And maybe the worst part for Clapper is, he still doesn’t get why Snowden did it. Clapper sees himself as the man who’s opened up the intelligence community to public scrutiny, who keeps the Constitution on his wall, and who’s endured the endless congressional grillings—all while keeping Americans safe. How could Snowden, a fellow intelligence analyst and contractor, not see that? ‘Maybe if I had I’d understand him better because I have trouble understanding what he did or what he’d do,’ the director said. ‘From my standpoint, the damage he’s done. I could almost accept it or understand it if this were simply about his concerns about so-called domestic surveillance programs. But what he did, what he took, what he has exposed, goes way, way, way beyond the so-called domestic surveillance programs.’James Clapper, the U.S. Director of National Intelligence who “wakes up and prepares for the worst job in Washington,” explains to The Daily Beast’s Eli Lake why they can’t stop another Snowden.
Bill Keller, the longtime New York Times executive editor who spent the last few years as an opinion writer for the paper, is moving on to lead a nonprofit journalism organization.

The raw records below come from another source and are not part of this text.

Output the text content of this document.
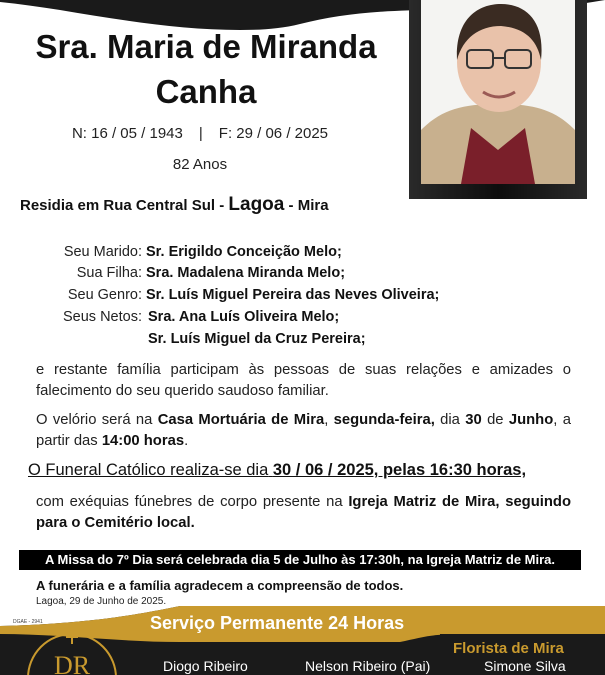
Sra. Maria de Miranda
Canha
N: 16 / 05 / 1943 | F: 29 / 06 / 2025
82 Anos
Residia em Rua Central Sul - Lagoa - Mira
Seu Marido: Sr. Erigildo Conceição Melo;
Sua Filha: Sra. Madalena Miranda Melo;
Seu Genro: Sr. Luís Miguel Pereira das Neves Oliveira;
Seus Netos: Sra. Ana Luís Oliveira Melo;
Sr. Luís Miguel da Cruz Pereira;
e restante família participam às pessoas de suas relações e amizades o falecimento do seu querido saudoso familiar.
O velório será na Casa Mortuária de Mira, segunda-feira, dia 30 de Junho, a partir das 14:00 horas.
O Funeral Católico realiza-se dia 30 / 06 / 2025, pelas 16:30 horas,
com exéquias fúnebres de corpo presente na Igreja Matriz de Mira, seguindo para o Cemitério local.
A Missa do 7º Dia será celebrada dia 5 de Julho às 17:30h, na Igreja Matriz de Mira.
A funerária e a família agradecem a compreensão de todos.
Lagoa, 29 de Junho de 2025.
DGAE - 2941	Serviço Permanente 24 Horas
Florista de Mira
DR	Diogo Ribeiro	Nelson Ribeiro (Pai)	Simone Silva
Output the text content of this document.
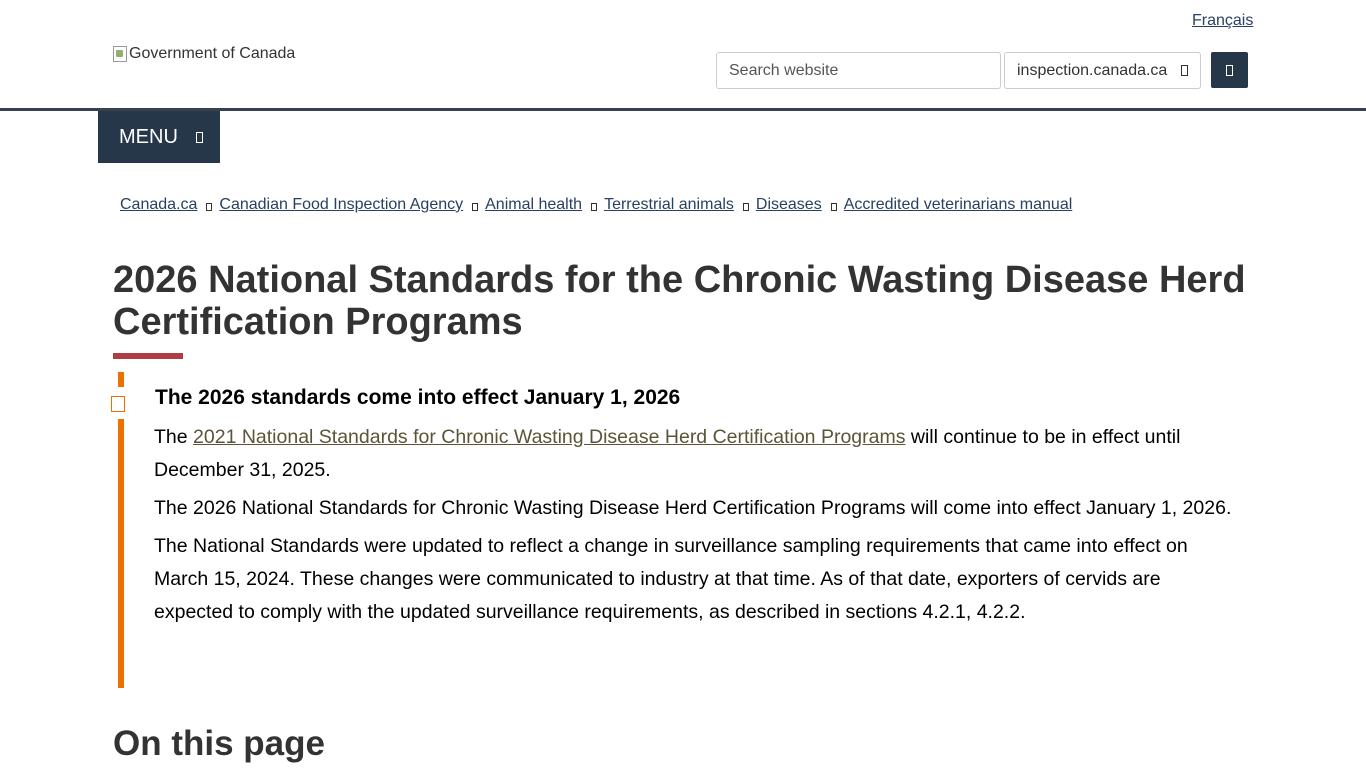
Français
Government of Canada
Search website	inspection.canada.ca
MENU
Canada.ca Canadian Food Inspection Agency Animal health Terrestrial animals Diseases Accredited veterinarians manual
2026 National Standards for the Chronic Wasting Disease Herd Certification Programs
The 2026 standards come into effect January 1, 2026

The 2021 National Standards for Chronic Wasting Disease Herd Certification Programs will continue to be in effect until December 31, 2025.

The 2026 National Standards for Chronic Wasting Disease Herd Certification Programs will come into effect January 1, 2026.

The National Standards were updated to reflect a change in surveillance sampling requirements that came into effect on March 15, 2024. These changes were communicated to industry at that time. As of that date, exporters of cervids are expected to comply with the updated surveillance requirements, as described in sections 4.2.1, 4.2.2.

On this page
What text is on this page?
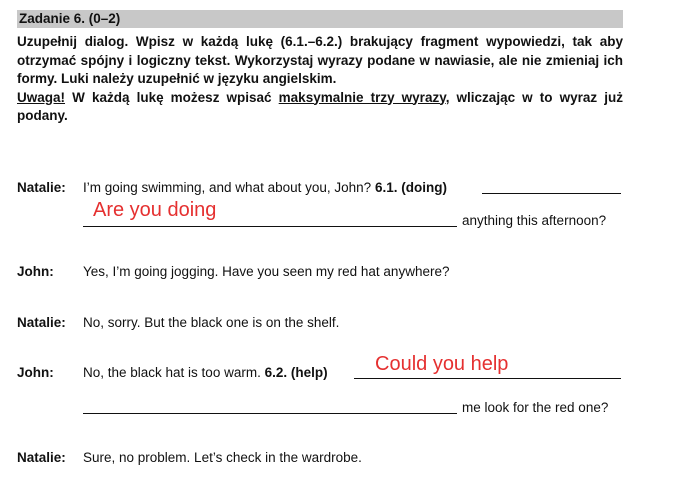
Zadanie 6. (0–2)

Uzupełnij dialog. Wpisz w każdą lukę (6.1.–6.2.) brakujący fragment wypowiedzi, tak aby otrzymać spójny i logiczny tekst. Wykorzystaj wyrazy podane w nawiasie, ale nie zmieniaj ich formy. Luki należy uzupełnić w języku angielskim.

Uwaga! W każdą lukę możesz wpisać maksymalnie trzy wyrazy, wliczając w to wyraz już podany.

Natalie: I’m going swimming, and what about you, John? 6.1. (doing)
Are you doing	anything this afternoon?
John: Yes, I’m going jogging. Have you seen my red hat anywhere?
Natalie: No, sorry. But the black one is on the shelf.
John: No, the black hat is too warm. 6.2. (help) Could you help
me look for the red one?
Natalie: Sure, no problem. Let’s check in the wardrobe.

Should be fun to watch, as long as he passes on criticizing cancer patients.
A suspected drunk driver in California drove the wrong way on an expressway and ended up killing at least six people. Awful. But worse when you consider that a similar crash happened in Florida, killing five.
Edward Snowden defeated the NSA’s security mechanisms using wget, which is an open-source command line program more common than QBasic.
Microsoft is so desperate to get people to upgrade from Windows XP that it’s asking people to pressure their friends.
T-Mobile does not want competitors using magenta in their marketing—and a court agrees.
I don’t think Edward Snowden deserves the death penalty or life in prison. I think that’s inappropriate. And I think that’s why he fled, because that’s what he faced.Sen. Rand Paul (R-KY) • Defending Edward Snowden on ABC News’ This Week. “Do I think that it’s okay to leak secrets and give up national secrets and things that could endanger lives? I don’t think that’s okay, either,” he noted. “But I think the courts are now saying that what he revealed was something the government was doing was illegal.” His statement comes after The New York Times and The Guardian each called for Snowden to receive clemency for his whistleblower role, but stands in contrast to former Homeland Security Secretary Janet Napolitano’s feeling on the matter. ”From where I sit today, I would not put clemency on the table at all,” she said.